Of the total planned capex for next year, $1.5 billion will go toward the firm’s NGL and transportation businesses, with 85% targeting growth projects. The firm says it’s focused on development around its existing infrastructure’s footprint, including continued expansion of the Beaumont terminal and investment in pipelines and other terminals.
Included in midstream capex is $437 million for Phillips 66 Partners LP, including $56 million of maintenance capital.
Expansion capital at the partnership will support organic projects such as the Bayou Bridge pipeline, which will connect the Beaumont terminal with St. James, La. The western leg of the pipeline began operation in April, while the eastern leg, with service from Lake Charles, La., to St. James, is expected to be completed in second-half 2017.
Phillips 66’s refining segment is expected to receive $905 million, 65% of which will go to reliability, safety, and environmental projects.
The firm says growth capital in refining will be directed toward small, high-return, quick pay-out projects, primarily to reduce feedstock costs and improve clean product yields. Included is a project at the Billings refinery to increase heavy crude processing capabilities and yield improvement projects at the Bayway and Ponca City refineries.
Phillips 66’s proportionate share of capital spending by joint ventures Chevron Phillips Chemical Co. LLC (CPChem), DCP Midstream LLC, and WRB Refining LP is expected to be $1.1 billion. Including these equity affiliates, the company’s total 2017 capital program is projected at $3.8 billion.

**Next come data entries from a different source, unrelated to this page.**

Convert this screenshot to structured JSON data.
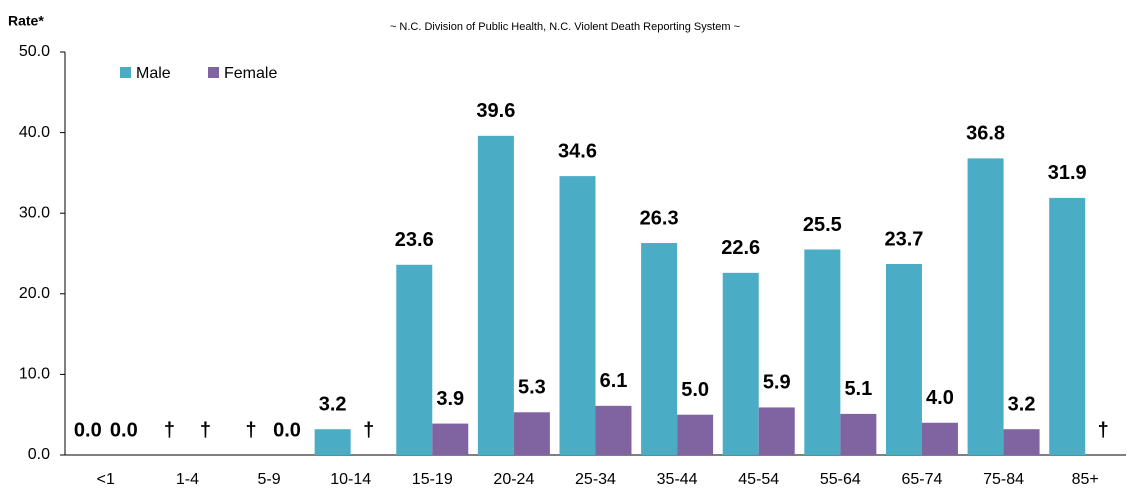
{
  "chart_data": {
    "type": "bar",
    "subtitle": "~ N.C. Division of Public Health, N.C. Violent Death Reporting System ~",
    "y_label": "Rate*",
    "categories": [
      "<1",
      "1-4",
      "5-9",
      "10-14",
      "15-19",
      "20-24",
      "25-34",
      "35-44",
      "45-54",
      "55-64",
      "65-74",
      "75-84",
      "85+"
    ],
    "series": [
      {
        "name": "Male",
        "color": "#4bacc6",
        "values": [
          0,
          null,
          null,
          3.2,
          23.6,
          39.6,
          34.6,
          26.3,
          22.6,
          25.5,
          23.7,
          36.8,
          31.9
        ],
        "value_labels": [
          "0.0",
          "†",
          "†",
          "3.2",
          "23.6",
          "39.6",
          "34.6",
          "26.3",
          "22.6",
          "25.5",
          "23.7",
          "36.8",
          "31.9"
        ]
      },
      {
        "name": "Female",
        "color": "#8064a2",
        "values": [
          0,
          null,
          0,
          null,
          3.9,
          5.3,
          6.1,
          5.0,
          5.9,
          5.1,
          4.0,
          3.2,
          null
        ],
        "value_labels": [
          "0.0",
          "†",
          "0.0",
          "†",
          "3.9",
          "5.3",
          "6.1",
          "5.0",
          "5.9",
          "5.1",
          "4.0",
          "3.2",
          "†"
        ]
      }
    ],
    "ylim": [
      0,
      50
    ],
    "yticks": [
      {
        "value": 0,
        "label": "0.0"
      },
      {
        "value": 10,
        "label": "10.0"
      },
      {
        "value": 20,
        "label": "20.0"
      },
      {
        "value": 30,
        "label": "30.0"
      },
      {
        "value": 40,
        "label": "40.0"
      },
      {
        "value": 50,
        "label": "50.0"
      }
    ],
    "legend": "top-left"
  }
}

Phillips 66’s share of CPChem’s 2017 capital expenditures is expected to be $675 million. Funding will support completion of CPChem’s 3.3 billion-lb/year ethane cracker and two 1.1 billion-lb/year polyethylene facilities under construction on the US Gulf Coast. The project has been beset by weather and construction delays (OGJ, Nov. 14, 2016, p. 14).
Expected startup for the polyethylene facilities is mid-2017, with the ethane cracker expected to be in operation in the second half of next year. Once completed, the facilities will increase by one-third CPChem’s global ethylene and polyethylene capacity.
Phillips 66’s expected share of DCP Midstream’s 2017 capital spending is $243 million, while its anticipated share of WRB’s capital expenditures is $135 million. Capital spending by these three joint ventures is expected to be self-funded.